Here we present the first running implementation of the bunch-crossing identification block of a proposed histogram-based Level 1 Trigger Primitives Generator (L1 TPG) on FPGA for the Drift Tubes (DT) chambers of the Compact Muon Solenoid (CMS) Experiment at the High Luminosity-LHC. The planned upgrade of the front-end foresees an asynchronous data shipping to the back-end, and then requires a novel approach to the generation of the trigger primitives, being the current one directly sampling the detector signals. We designed a Hough Transform-based trigger which features, as a first step, the identification of the parent bunch crossing, followed by the track parameter estimation. The bunch crossing identification algorithm is based on a statistical selection among several parent bunch crossing hypotheses by means of the evaluation of the most voted one in a real-time built histogram.
The bunch crossing identification block was deployed and run on FPGAs of the Xilinx UltraScale family. Our approach in the design was compliant to High-Level Synthesis tools in order to minimise the effort on hardware implementation of the algorithm while closely matching its software emulation within the official framework provided by the experiment.

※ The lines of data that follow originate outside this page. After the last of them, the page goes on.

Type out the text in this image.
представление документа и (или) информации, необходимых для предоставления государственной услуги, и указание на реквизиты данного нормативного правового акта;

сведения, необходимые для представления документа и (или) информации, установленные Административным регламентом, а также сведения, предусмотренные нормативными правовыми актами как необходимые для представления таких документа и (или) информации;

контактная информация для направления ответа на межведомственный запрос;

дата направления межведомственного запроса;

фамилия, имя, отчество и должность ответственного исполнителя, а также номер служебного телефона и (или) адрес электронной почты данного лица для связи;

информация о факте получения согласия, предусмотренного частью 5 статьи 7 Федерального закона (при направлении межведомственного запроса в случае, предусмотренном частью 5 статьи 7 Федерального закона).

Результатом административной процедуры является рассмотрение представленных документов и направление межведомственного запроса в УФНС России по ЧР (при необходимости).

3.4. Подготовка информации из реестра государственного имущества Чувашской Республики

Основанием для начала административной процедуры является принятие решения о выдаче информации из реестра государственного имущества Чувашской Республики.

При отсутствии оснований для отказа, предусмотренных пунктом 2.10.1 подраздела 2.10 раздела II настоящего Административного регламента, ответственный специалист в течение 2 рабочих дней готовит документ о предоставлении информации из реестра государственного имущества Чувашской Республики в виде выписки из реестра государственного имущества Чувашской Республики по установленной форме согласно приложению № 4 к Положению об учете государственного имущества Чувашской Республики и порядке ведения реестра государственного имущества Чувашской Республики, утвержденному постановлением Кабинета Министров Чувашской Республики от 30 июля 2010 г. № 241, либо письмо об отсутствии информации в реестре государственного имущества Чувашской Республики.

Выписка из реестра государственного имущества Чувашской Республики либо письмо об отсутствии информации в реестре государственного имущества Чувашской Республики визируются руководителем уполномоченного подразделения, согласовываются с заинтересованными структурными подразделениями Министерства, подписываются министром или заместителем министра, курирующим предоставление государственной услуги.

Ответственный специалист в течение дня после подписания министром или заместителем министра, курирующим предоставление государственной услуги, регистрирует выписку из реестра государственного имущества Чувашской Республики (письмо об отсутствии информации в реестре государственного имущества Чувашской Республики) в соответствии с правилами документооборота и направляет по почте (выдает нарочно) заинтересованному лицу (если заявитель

The design was optimised balancing between the large area required to implement high-granularity multi-dimensional histograms and the processing time, by implementing a highly parallelised processing of input data multiplets and reducing to one-dimensional histograms.

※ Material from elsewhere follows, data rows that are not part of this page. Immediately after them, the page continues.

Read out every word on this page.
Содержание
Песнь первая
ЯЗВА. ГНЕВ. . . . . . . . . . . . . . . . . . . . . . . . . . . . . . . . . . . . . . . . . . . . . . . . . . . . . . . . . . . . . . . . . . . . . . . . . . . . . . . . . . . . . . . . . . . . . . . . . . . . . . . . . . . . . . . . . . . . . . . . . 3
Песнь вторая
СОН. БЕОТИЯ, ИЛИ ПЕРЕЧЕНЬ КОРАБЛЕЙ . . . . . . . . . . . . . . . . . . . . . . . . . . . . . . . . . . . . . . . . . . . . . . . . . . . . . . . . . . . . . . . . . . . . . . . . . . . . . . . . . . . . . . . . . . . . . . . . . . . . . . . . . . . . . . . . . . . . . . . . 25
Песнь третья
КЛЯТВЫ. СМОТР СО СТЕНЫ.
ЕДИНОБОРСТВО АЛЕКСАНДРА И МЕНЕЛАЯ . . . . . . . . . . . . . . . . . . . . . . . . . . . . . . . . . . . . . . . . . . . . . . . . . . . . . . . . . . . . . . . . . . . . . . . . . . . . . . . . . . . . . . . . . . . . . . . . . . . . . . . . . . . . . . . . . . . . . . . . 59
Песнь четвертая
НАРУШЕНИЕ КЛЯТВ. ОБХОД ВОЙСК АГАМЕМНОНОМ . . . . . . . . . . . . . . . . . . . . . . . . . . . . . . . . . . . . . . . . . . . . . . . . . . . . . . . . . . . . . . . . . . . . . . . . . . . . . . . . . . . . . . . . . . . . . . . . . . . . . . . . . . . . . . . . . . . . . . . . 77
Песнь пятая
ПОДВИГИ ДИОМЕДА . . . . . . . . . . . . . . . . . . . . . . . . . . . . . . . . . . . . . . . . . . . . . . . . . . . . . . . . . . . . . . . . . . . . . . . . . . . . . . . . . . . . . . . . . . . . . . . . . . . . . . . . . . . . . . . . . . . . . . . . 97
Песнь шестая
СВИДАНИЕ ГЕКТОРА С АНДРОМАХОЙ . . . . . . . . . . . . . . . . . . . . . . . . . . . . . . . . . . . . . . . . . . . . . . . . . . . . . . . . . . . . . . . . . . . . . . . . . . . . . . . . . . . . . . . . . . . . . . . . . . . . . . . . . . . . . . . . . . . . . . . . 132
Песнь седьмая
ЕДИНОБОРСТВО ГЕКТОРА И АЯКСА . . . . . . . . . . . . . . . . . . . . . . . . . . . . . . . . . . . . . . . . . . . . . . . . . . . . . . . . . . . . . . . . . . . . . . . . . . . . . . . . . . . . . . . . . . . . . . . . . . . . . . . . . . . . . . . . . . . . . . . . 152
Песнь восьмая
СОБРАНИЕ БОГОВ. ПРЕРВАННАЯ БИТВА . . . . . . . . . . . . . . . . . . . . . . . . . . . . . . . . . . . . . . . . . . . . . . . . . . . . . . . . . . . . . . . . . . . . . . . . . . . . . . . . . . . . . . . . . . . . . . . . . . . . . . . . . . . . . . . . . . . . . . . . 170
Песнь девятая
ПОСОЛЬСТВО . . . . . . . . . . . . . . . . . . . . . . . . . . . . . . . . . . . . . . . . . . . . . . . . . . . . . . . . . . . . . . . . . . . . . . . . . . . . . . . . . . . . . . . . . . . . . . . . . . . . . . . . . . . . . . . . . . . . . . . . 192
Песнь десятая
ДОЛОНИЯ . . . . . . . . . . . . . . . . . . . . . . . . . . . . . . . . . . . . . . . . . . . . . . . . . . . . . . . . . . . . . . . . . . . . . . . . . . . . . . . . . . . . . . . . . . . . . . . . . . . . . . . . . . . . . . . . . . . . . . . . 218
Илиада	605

We evaluated the performance of the implemented algorithm in terms of required area and latency. The minimal processing unit groups together 18 read-out channels: for such a unit, called macro-cell, the amount of resources needed is approximately 16000 Look-Up Tables (LUT), and the best obtained latency so far is approximately half a microsecond, corresponding to 20 LHC bunch crossings, when covering about a full CMS DT super-layer (21 macro-cells), exploiting a Xilinx VCU440, speed grade -3, clocked at 200 MHz. Hence, the current design, yet provisional and open to improvements, requires an amount of resources comparable to the ASIC processors of the current L1 DT TPG and is compatible with the L1 decision latency budget. The very same design has been tested also on a Kintex KU115, speed grade -2, clocked a 160 MHz, requiring 57% of LUTs and no hard-wired multiplier blocks (DSP) at all. The precision used throughout the algorithm is 3.125 ns, slightly better than the single hit resolution obtained in offline reconstruction, and 4 times better than the current L1 DT TPG.

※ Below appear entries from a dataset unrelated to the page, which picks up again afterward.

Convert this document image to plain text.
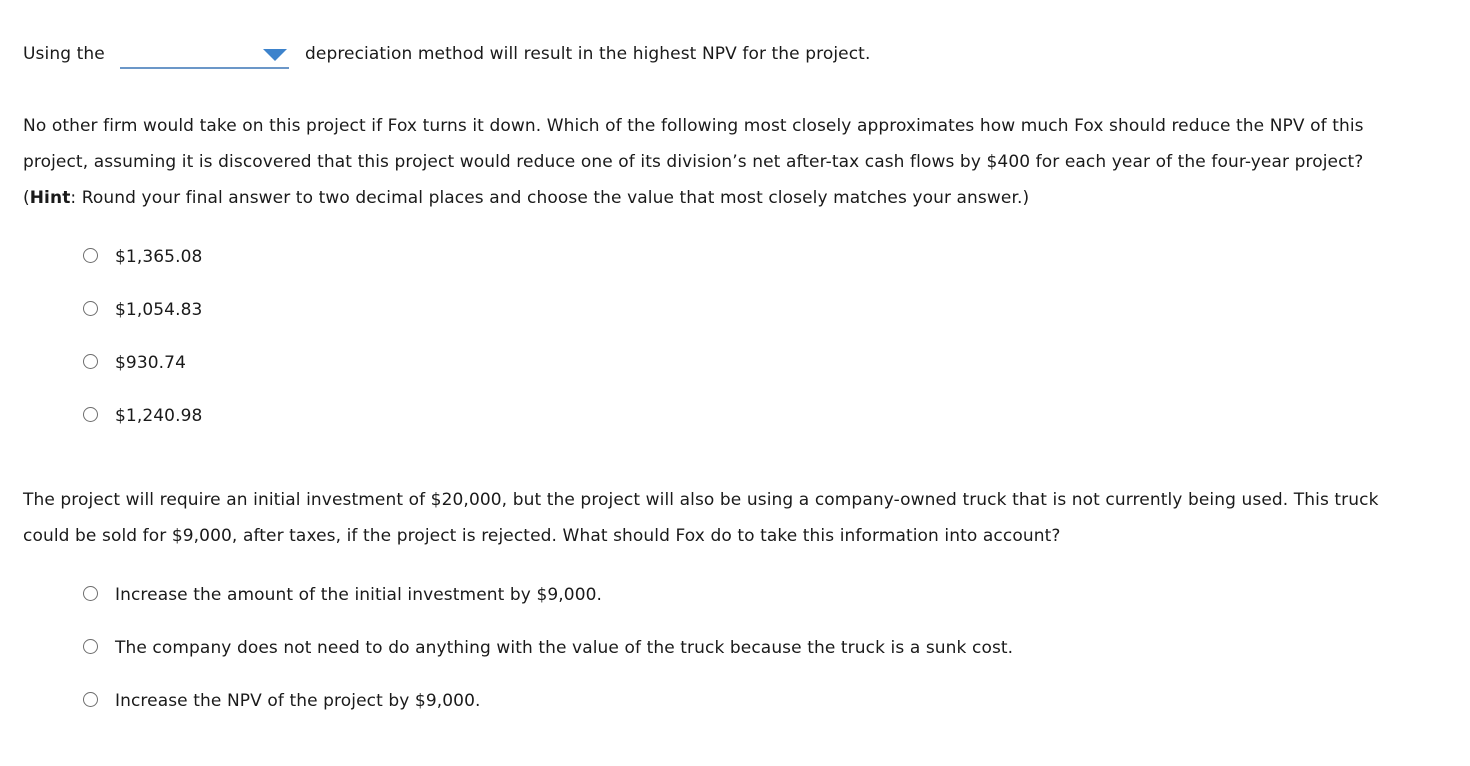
Using the	depreciation method will result in the highest NPV for the project.

No other firm would take on this project if Fox turns it down. Which of the following most closely approximates how much Fox should reduce the NPV of this project, assuming it is discovered that this project would reduce one of its division’s net after-tax cash flows by $400 for each year of the four-year project? (Hint: Round your final answer to two decimal places and choose the value that most closely matches your answer.)

$1,365.08
$1,054.83
$930.74
$1,240.98

The project will require an initial investment of $20,000, but the project will also be using a company-owned truck that is not currently being used. This truck could be sold for $9,000, after taxes, if the project is rejected. What should Fox do to take this information into account?

Increase the amount of the initial investment by $9,000.
The company does not need to do anything with the value of the truck because the truck is a sunk cost.
Increase the NPV of the project by $9,000.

The comparison between the software emulation of the algorithm and the results of the hardware execution gives negligible mismatch on the very same set of realistically simulated muon tracks, including inefficiencies and pile-up. We also report on the results of a test with cosmic muons collected with a clone of a DT chamber available at the INFN National Laboratories in Legnaro, and on future improvements of this project.